Le trafic de devises, qui manquent au Liban comme en Syrie, est devenu un sujet brûlant…
Des trafics de devises organisés par des changeurs considérés proches du Hezbollah [qui soutient militairement le régime syrien depuis 2012] ont été repérés. Ils ont facilité la contrebande vers la Syrie de dollars, dont les Syriens ont été privés par la guerre, les sanctions internationales contre le régime et la ruine de leur économie. Si des proches du Hezbollah ont bien été responsables de fuites de capitaux vers la Syrie, d’autres fuites de capitaux, plus massives encore, ont eu lieu en direction des banques occidentales depuis l’automne 2019.
Comment la loi César, promulguée par Donald Trump et entrée en vigueur le 17 juin, qui menace de sanctions toute entité apportant un « soutien significatif » au régime syrien, risque-t-elle de peser sur l’économie des deux pays ?
Penser que la loi César ou les sanctions européennes sont susceptibles d’étrangler le régime [de Bachar Al-Assad] et de changer la donne en Syrie est présomptueux. Cette loi a été inspirée par des Syriens émigrés aux Etats-Unis, un peu à l’image de ce qui s’était passé avec la diaspora irakienne qui avait poussé à l’intervention américaine en Irak en 2003. La loi César pose des exigences globales et irréalistes, comme la chute du régime, une transition politique ou le départ des Iraniens de Syrie. Or la situation syrienne échappe en grande partie aux acteurs occidentaux depuis plusieurs années. La capacité de contrainte des Occidentaux est faible au regard de l’investissement en Syrie des trois acteurs étrangers que sont la Russie d’abord, l’Iran [tous deux soutiens du régime] et la Turquie [parrain de l’insurrection].

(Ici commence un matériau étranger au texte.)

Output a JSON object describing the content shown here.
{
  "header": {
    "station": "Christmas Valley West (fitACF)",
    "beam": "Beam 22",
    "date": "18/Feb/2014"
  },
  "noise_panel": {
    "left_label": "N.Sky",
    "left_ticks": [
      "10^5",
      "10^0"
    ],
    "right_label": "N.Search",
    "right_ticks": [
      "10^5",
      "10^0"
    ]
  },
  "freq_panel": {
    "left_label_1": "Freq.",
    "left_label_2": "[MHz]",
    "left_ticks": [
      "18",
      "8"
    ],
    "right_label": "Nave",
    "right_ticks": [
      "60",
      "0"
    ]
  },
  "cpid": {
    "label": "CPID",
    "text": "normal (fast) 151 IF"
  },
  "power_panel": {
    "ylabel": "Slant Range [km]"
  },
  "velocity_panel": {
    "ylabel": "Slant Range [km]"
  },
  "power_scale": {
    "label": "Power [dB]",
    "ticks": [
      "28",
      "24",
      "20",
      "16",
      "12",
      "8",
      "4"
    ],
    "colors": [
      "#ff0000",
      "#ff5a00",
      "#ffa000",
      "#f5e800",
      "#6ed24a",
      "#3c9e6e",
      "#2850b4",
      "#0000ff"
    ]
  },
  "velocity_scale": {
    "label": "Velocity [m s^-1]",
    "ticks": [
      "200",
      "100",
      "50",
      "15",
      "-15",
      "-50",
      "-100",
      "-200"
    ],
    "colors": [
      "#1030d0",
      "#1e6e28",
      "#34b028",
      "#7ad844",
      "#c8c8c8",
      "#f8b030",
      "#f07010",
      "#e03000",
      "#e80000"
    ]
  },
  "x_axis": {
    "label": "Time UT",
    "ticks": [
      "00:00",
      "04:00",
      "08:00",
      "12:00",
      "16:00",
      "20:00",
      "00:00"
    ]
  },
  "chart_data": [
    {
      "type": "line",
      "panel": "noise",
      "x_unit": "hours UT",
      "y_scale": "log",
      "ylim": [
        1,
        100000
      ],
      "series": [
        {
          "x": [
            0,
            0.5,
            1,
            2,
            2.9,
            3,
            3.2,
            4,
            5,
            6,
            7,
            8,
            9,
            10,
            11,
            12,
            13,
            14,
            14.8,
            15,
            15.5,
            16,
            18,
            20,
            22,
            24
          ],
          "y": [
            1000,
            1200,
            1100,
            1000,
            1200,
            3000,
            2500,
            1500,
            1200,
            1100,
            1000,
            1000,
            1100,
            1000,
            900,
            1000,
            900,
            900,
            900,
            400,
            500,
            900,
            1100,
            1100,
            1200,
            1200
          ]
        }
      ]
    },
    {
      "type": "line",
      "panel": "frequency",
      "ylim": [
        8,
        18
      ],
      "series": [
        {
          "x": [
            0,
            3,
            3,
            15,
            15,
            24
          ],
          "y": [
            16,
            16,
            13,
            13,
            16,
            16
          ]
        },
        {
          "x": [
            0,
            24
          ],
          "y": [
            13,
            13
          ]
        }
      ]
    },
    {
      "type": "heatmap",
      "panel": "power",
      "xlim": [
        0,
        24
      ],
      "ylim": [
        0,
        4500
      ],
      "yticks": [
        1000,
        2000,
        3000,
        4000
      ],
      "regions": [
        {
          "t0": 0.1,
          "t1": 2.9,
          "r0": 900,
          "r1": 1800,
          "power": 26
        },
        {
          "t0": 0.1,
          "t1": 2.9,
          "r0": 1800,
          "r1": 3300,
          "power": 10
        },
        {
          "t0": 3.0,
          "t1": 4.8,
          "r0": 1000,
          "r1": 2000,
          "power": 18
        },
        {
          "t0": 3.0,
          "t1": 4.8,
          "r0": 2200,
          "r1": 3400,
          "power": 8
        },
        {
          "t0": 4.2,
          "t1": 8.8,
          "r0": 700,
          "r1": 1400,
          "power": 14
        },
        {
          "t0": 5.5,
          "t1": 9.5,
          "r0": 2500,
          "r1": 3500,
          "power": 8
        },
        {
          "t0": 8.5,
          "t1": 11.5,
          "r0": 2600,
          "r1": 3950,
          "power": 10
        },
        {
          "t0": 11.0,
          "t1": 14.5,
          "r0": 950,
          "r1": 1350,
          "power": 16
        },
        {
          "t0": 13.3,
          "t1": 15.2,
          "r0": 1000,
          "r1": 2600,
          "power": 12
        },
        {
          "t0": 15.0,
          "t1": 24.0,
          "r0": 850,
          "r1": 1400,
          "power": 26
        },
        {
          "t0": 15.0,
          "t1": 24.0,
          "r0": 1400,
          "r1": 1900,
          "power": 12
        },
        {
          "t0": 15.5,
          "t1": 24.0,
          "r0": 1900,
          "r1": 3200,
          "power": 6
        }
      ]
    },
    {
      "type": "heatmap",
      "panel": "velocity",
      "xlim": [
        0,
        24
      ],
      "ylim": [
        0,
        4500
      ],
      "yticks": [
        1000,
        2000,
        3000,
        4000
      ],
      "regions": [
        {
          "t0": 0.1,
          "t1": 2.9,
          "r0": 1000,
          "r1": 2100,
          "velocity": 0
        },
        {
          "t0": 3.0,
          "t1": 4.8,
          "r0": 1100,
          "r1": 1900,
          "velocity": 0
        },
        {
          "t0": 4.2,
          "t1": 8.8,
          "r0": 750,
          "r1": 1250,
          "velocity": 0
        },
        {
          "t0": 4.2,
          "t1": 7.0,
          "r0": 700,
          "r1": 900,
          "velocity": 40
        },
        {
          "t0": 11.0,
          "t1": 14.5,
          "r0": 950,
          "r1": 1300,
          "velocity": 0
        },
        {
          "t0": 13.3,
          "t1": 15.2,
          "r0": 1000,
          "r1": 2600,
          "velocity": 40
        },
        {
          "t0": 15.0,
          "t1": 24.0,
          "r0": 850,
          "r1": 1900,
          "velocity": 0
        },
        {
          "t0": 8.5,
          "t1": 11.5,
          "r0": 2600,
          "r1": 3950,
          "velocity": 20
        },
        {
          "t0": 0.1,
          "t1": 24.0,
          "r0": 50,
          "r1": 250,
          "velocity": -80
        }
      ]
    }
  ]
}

Il reste que cette loi a une valeur morale : elle est fondée sur un examen incontestable des crimes commis par le pouvoir syrien. Elle constitue aussi un signal fort adressé aux acteurs qui seraient tentés, à l’instar de certains Emiratis, de coopérer avec ce régime voyou. Mais elle a une valeur exécutoire faible. Par ailleurs, elle risque aussi d’entraver l’accès de la société syrienne aux produits de première nécessité et aux soins médicaux.
Cette loi freine aussi les perspectives de reconstruction en Syrie, sur laquelle misaient des Libanais de tous bords politiques pour sortir du marasme économique en cours depuis 2011…
Les sanctions contre les dirigeants syriens et leurs proches ont été multipliées depuis 2014, et les perspectives de reconstruction du pays n’ont fait que s’éloigner.
Selon les économistes, un marché potentiel de 20 millions de consommateurs, prometteur dans la décennie 2000, a été perdu pour le Liban. Syriens, Libanais et investisseurs émiratis ont commencé à se désengager de projets immobiliers tels que Marota City [un projet de luxe au sud de Damas] en raison des sanctions, mais surtout de la crise financière. La situation n’est pas meilleure au Liban, où l’aide financière occidentale est conditionnée à l’adoption de réformes structurelles périlleuses car elles mettent en cause à la fois la formule constitutionnelle de consensus entre élites communautaires et une économie tournée en priorité vers le profit financier.